Popper Unsere Sammlung für die Datenbank haben wir in keiner Weise beschränkt. Ich kann Ihnen noch ein Beispiel nennen: die Cyber-Kreuzzüge. Massive Sabotage durch Hacktivisten. Das Szenario haben wir in Zeiten vor Wikileaks und den zugehörigen Mastercard-Sabotagen aufgeschrieben.
Wie bekommt man überhaupt so einen EU-Auftrag? Bewirbt man sich da einfach um Fördergelder, oder kommt Brüssel auf einen zu? Ich meine: Was Sie da tun, klingt so ... unorthodox.
Popper Zu dem Projekt bin ich über eine Ausschreibung der EU-Kommission gekommen. Mehr als zehn Gruppen haben Vorschläge eingereicht, wie man Anzeichen künftiger Entwicklungen ausfindig machen kann, die auf dem politischen Radar unentdeckt bleiben, aber Auswirkungen für die Zukunft haben werden.

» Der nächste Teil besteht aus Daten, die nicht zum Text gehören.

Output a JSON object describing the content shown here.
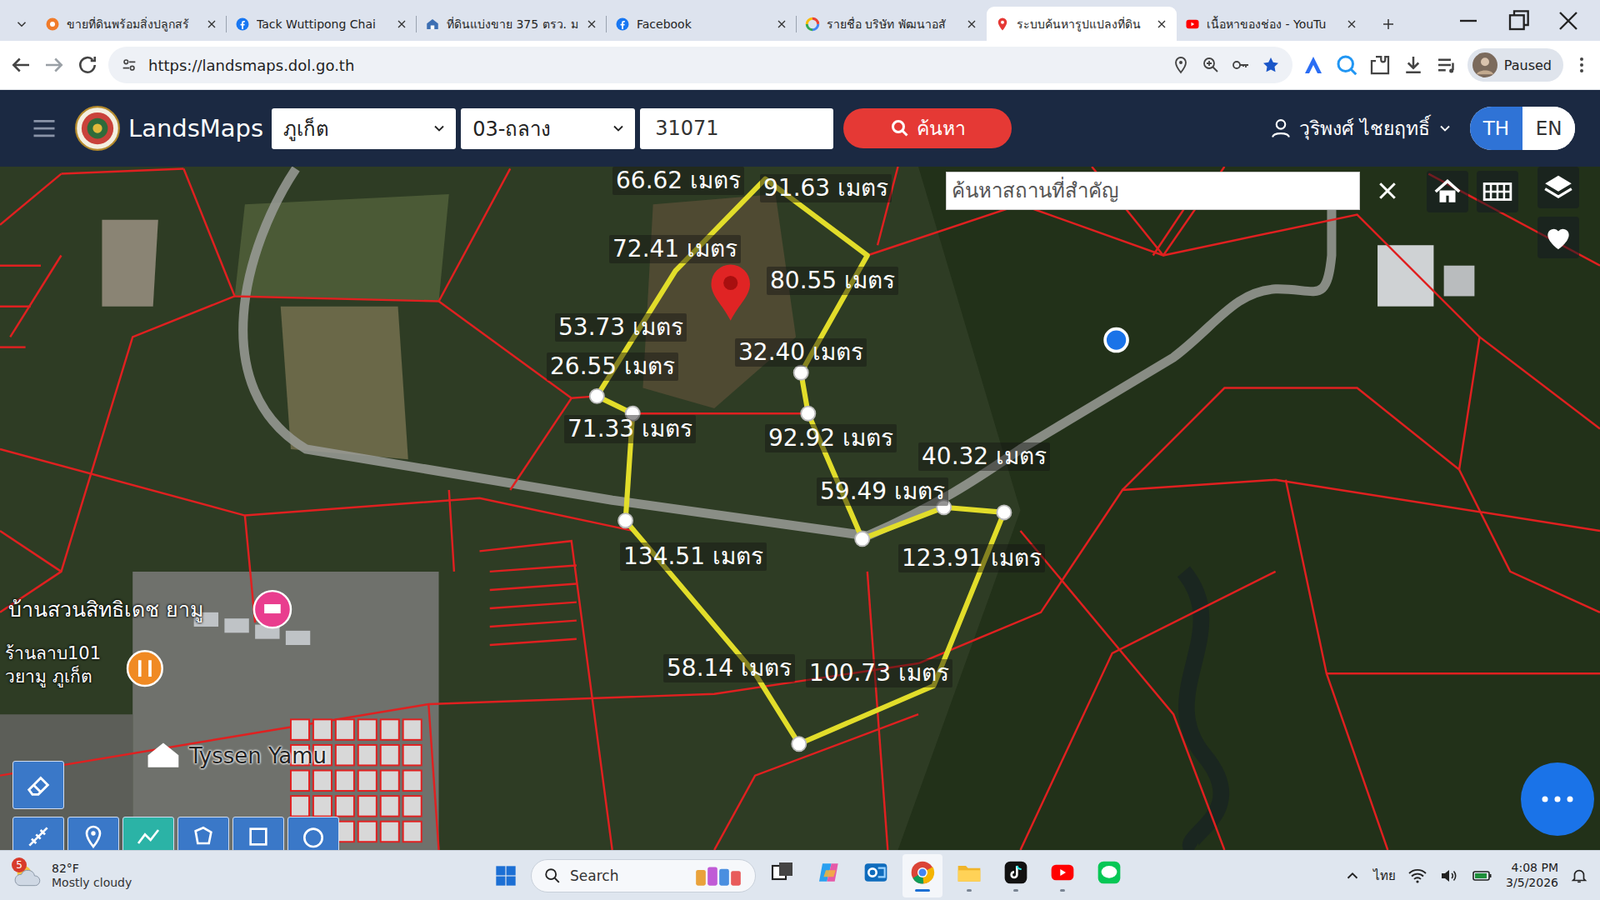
{
  "browser": {
    "tabs": [
      {
        "label": "ขายที่ดินพร้อมสิ่งปลูกสร้",
        "kind": "tracker",
        "selected": false
      },
      {
        "label": "Tack Wuttipong Chai",
        "kind": "facebook",
        "selected": false
      },
      {
        "label": "ที่ดินแบ่งขาย 375 ตรว. ม",
        "kind": "dol",
        "selected": false
      },
      {
        "label": "Facebook",
        "kind": "facebook",
        "selected": false
      },
      {
        "label": "รายชื่อ บริษัท พัฒนาอสั",
        "kind": "google",
        "selected": false
      },
      {
        "label": "ระบบค้นหารูปแปลงที่ดิน",
        "kind": "pin",
        "selected": true
      },
      {
        "label": "เนื้อหาของช่อง - YouTu",
        "kind": "youtube",
        "selected": false
      }
    ],
    "address": {
      "url": "https://landsmaps.dol.go.th"
    },
    "profile": {
      "label": "Paused"
    }
  },
  "header": {
    "brand": "LandsMaps",
    "province": "ภูเก็ต",
    "district": "03-ถลาง",
    "parcel": "31071",
    "search_button": "ค้นหา",
    "user": "วุริพงศ์ ไชยฤทธิ์",
    "languages": [
      {
        "label": "TH",
        "selected": true
      },
      {
        "label": "EN",
        "selected": false
      }
    ]
  },
  "map": {
    "place_search": {
      "placeholder": "ค้นหาสถานที่สำคัญ"
    },
    "measurements": [
      "66.62 เมตร",
      "91.63 เมตร",
      "72.41 เมตร",
      "80.55 เมตร",
      "53.73 เมตร",
      "26.55 เมตร",
      "32.40 เมตร",
      "71.33 เมตร",
      "92.92 เมตร",
      "59.49 เมตร",
      "40.32 เมตร",
      "134.51 เมตร",
      "123.91 เมตร",
      "58.14 เมตร",
      "100.73 เมตร"
    ],
    "places": [
      "บ้านสวนสิทธิเดช ยามู",
      "ร้านลาบ101",
      "วยามู ภูเก็ต",
      "Tyssen Yamu"
    ]
  },
  "taskbar": {
    "weather": {
      "badge": "5",
      "temperature": "82°F",
      "condition": "Mostly cloudy"
    },
    "search": {
      "label": "Search"
    },
    "apps": [
      {
        "kind": "taskview",
        "running": false,
        "selected": false
      },
      {
        "kind": "copilot",
        "running": false,
        "selected": false
      },
      {
        "kind": "outlook",
        "running": false,
        "selected": false
      },
      {
        "kind": "chrome",
        "running": true,
        "selected": true
      },
      {
        "kind": "explorer",
        "running": true,
        "selected": false
      },
      {
        "kind": "tiktok",
        "running": true,
        "selected": false
      },
      {
        "kind": "youtube",
        "running": true,
        "selected": false
      },
      {
        "kind": "line",
        "running": false,
        "selected": false
      }
    ],
    "input_language": "ไทย",
    "time": "4:08 PM",
    "date": "3/5/2026"
  }
}
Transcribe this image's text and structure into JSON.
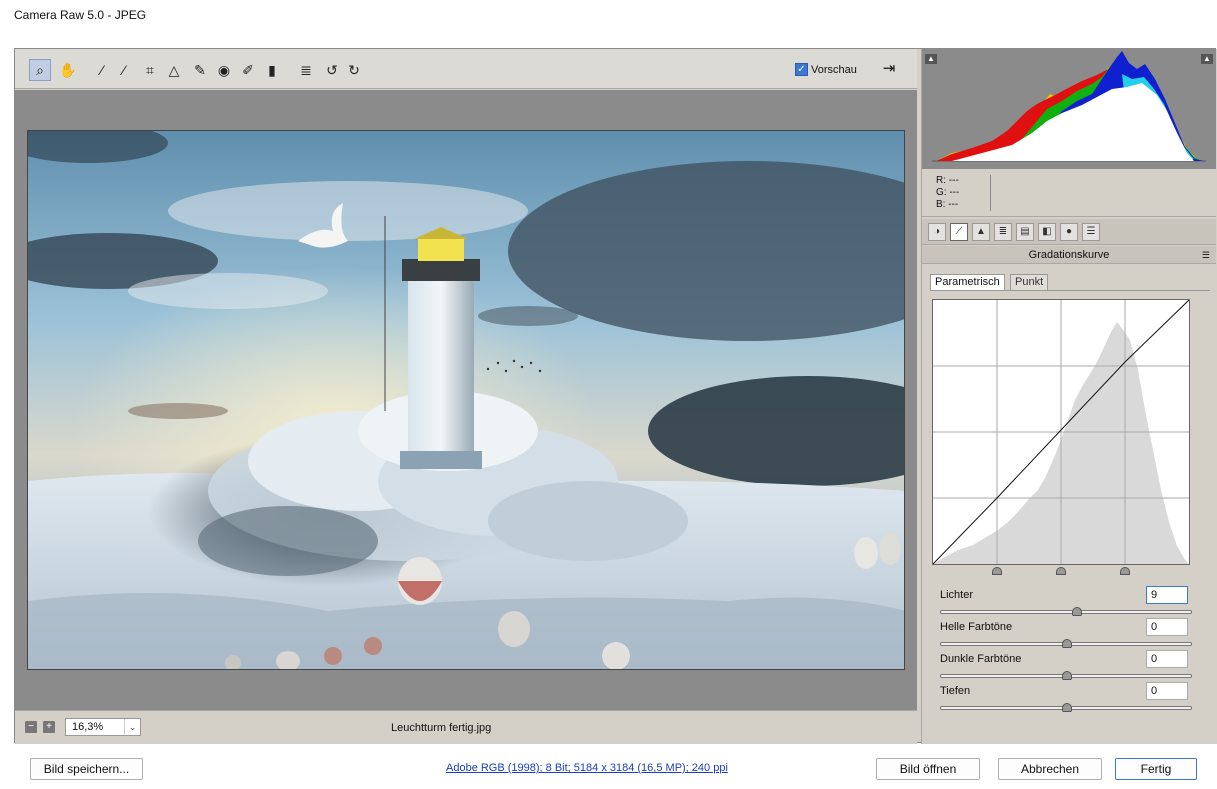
{
  "window": {
    "title": "Camera Raw 5.0 - JPEG"
  },
  "toolbar": {
    "tools": [
      {
        "icon": "zoom-tool-icon",
        "glyph": "⌕",
        "active": true
      },
      {
        "icon": "hand-tool-icon",
        "glyph": "✋"
      },
      {
        "icon": "white-balance-tool-icon",
        "glyph": "⁄"
      },
      {
        "icon": "color-sampler-tool-icon",
        "glyph": "⁄"
      },
      {
        "icon": "crop-tool-icon",
        "glyph": "⌗"
      },
      {
        "icon": "straighten-tool-icon",
        "glyph": "△"
      },
      {
        "icon": "retouch-tool-icon",
        "glyph": "✎"
      },
      {
        "icon": "red-eye-tool-icon",
        "glyph": "◉"
      },
      {
        "icon": "adjustment-brush-icon",
        "glyph": "✐"
      },
      {
        "icon": "graduated-filter-icon",
        "glyph": "▮"
      },
      {
        "icon": "preferences-icon",
        "glyph": "≣"
      },
      {
        "icon": "rotate-left-icon",
        "glyph": "↺"
      },
      {
        "icon": "rotate-right-icon",
        "glyph": "↻"
      }
    ],
    "preview_label": "Vorschau",
    "preview_checked": true
  },
  "preview": {
    "zoom_value": "16,3%",
    "filename": "Leuchtturm fertig.jpg"
  },
  "readout": {
    "r": "R:  ---",
    "g": "G:  ---",
    "b": "B:  ---"
  },
  "panel": {
    "title": "Gradationskurve",
    "tab_parametric": "Parametrisch",
    "tab_point": "Punkt",
    "sliders": [
      {
        "label": "Lichter",
        "value": "9",
        "level": 0.54
      },
      {
        "label": "Helle Farbtöne",
        "value": "0",
        "level": 0.5
      },
      {
        "label": "Dunkle Farbtöne",
        "value": "0",
        "level": 0.5
      },
      {
        "label": "Tiefen",
        "value": "0",
        "level": 0.5
      }
    ]
  },
  "footer": {
    "save_label": "Bild speichern...",
    "info": "Adobe RGB (1998); 8 Bit; 5184 x 3184 (16,5 MP); 240 ppi",
    "open_label": "Bild öffnen",
    "cancel_label": "Abbrechen",
    "done_label": "Fertig"
  }
}
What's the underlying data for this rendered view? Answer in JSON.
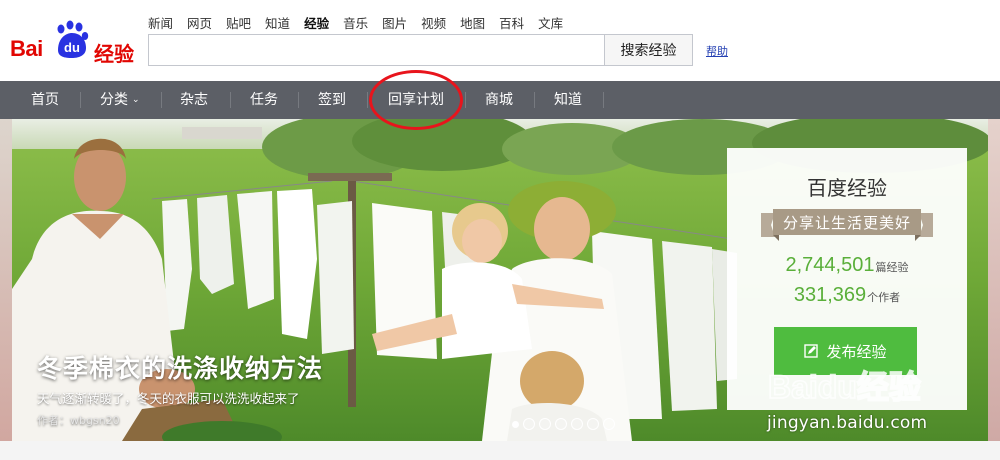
{
  "brand": {
    "logo_text": "Bai",
    "logo_du": "du",
    "logo_cn": "经验"
  },
  "top_nav": [
    "新闻",
    "网页",
    "贴吧",
    "知道",
    "经验",
    "音乐",
    "图片",
    "视频",
    "地图",
    "百科",
    "文库"
  ],
  "top_nav_active": "经验",
  "search": {
    "value": "",
    "placeholder": "",
    "button_label": "搜索经验"
  },
  "help_link": "帮助",
  "main_nav": {
    "home": "首页",
    "category": "分类",
    "magazine": "杂志",
    "tasks": "任务",
    "checkin": "签到",
    "share_plan": "回享计划",
    "mall": "商城",
    "zhidao": "知道"
  },
  "hero": {
    "title": "冬季棉衣的洗涤收纳方法",
    "subtitle": "天气逐渐转暖了，冬天的衣服可以洗洗收起来了",
    "author": "作者：wbgsn20",
    "slide_count": 7,
    "active_slide": 1
  },
  "card": {
    "title": "百度经验",
    "ribbon": "分享让生活更美好",
    "articles_count": "2,744,501",
    "articles_unit": "篇经验",
    "authors_count": "331,369",
    "authors_unit": "个作者",
    "publish_label": "发布经验",
    "footer": "发布经验"
  },
  "watermark": {
    "brand": "Baidu经验",
    "url": "jingyan.baidu.com"
  },
  "colors": {
    "brand_red": "#e10602",
    "nav_bg": "#5c5f66",
    "accent_green": "#4fbc3f",
    "highlight_red": "#e8141c"
  }
}
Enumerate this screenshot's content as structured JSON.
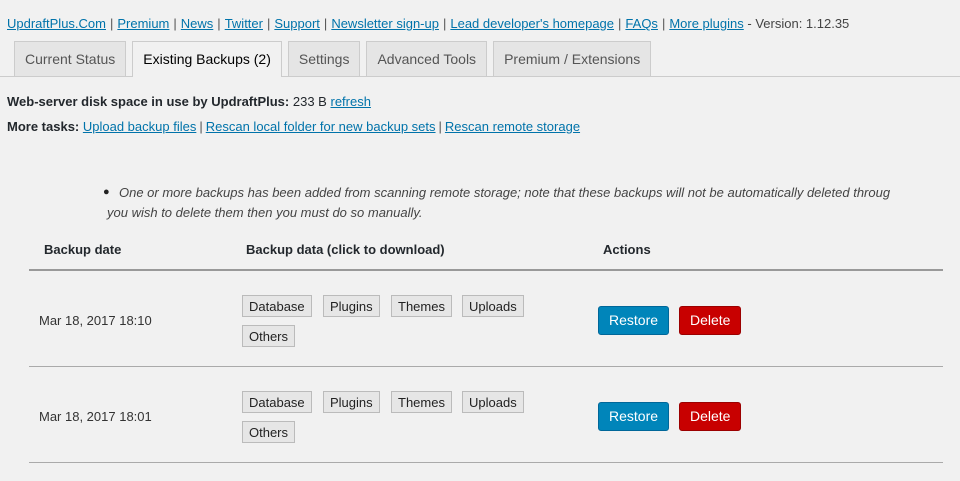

Also habe ich mein Konzept eingereicht ...
... und damit offensichtlich die richtigen Leute überzeugt. Wie funktioniert sie denn nun konkret, Ihre Zukunftsforschung?
Popper Nun ja, zunächst braucht man eine Menge Fantasie. Dann organisieren wir Workshops, interviewen Experten weltweit - es ist eine herausfordernde Arbeit. Einige Szenarien entstehen durch bloße Fortschreibung der Gegenwart. Die sind nicht sonderlich interessant, aber ein guter Ausgangspunkt. Dann überlegen wir: Was könnte noch passieren? Wir erdenken uns die alternative Zukunft. Wir haben festgestellt, dass es Ereignisse gibt, die Menschen normalerweise nicht sehen und untersuchen, deren Eintritt unwahrscheinlich ist, aber extreme Auswirkungen hätte - sogenannte Wildcards.
Zum Beispiel?
Popper Da gibt es viele. Man könnte sagen: 2010 war das Jahr der Wildcards. Etwa bei Naturkatastrophen. Es gab eine nie da gewesene Zahl von Überschwemmungen in Europa, auch in Deutschland. Wildcards sind einfach unerwartete Ereignisse oder deren Konsequenzen - wie die Entdeckung des Penizillins.
Sie erforschen aber nicht nur Wildcards, sondern auch sogenannte schwache Signale. Was muss man sich darunter vorstellen?
Popper Das sind Hinweise auf Ereignisse, die jeder überall entdecken kann. Schwach nennen wir sie, weil sie auf unterschiedliche Weise interpretiert werden können. Wenn diese Hinweise nicht angemessen analysiert werden, können sie sich zu Wildcard-Szenarien mit dramatischen Folgen auswachsen.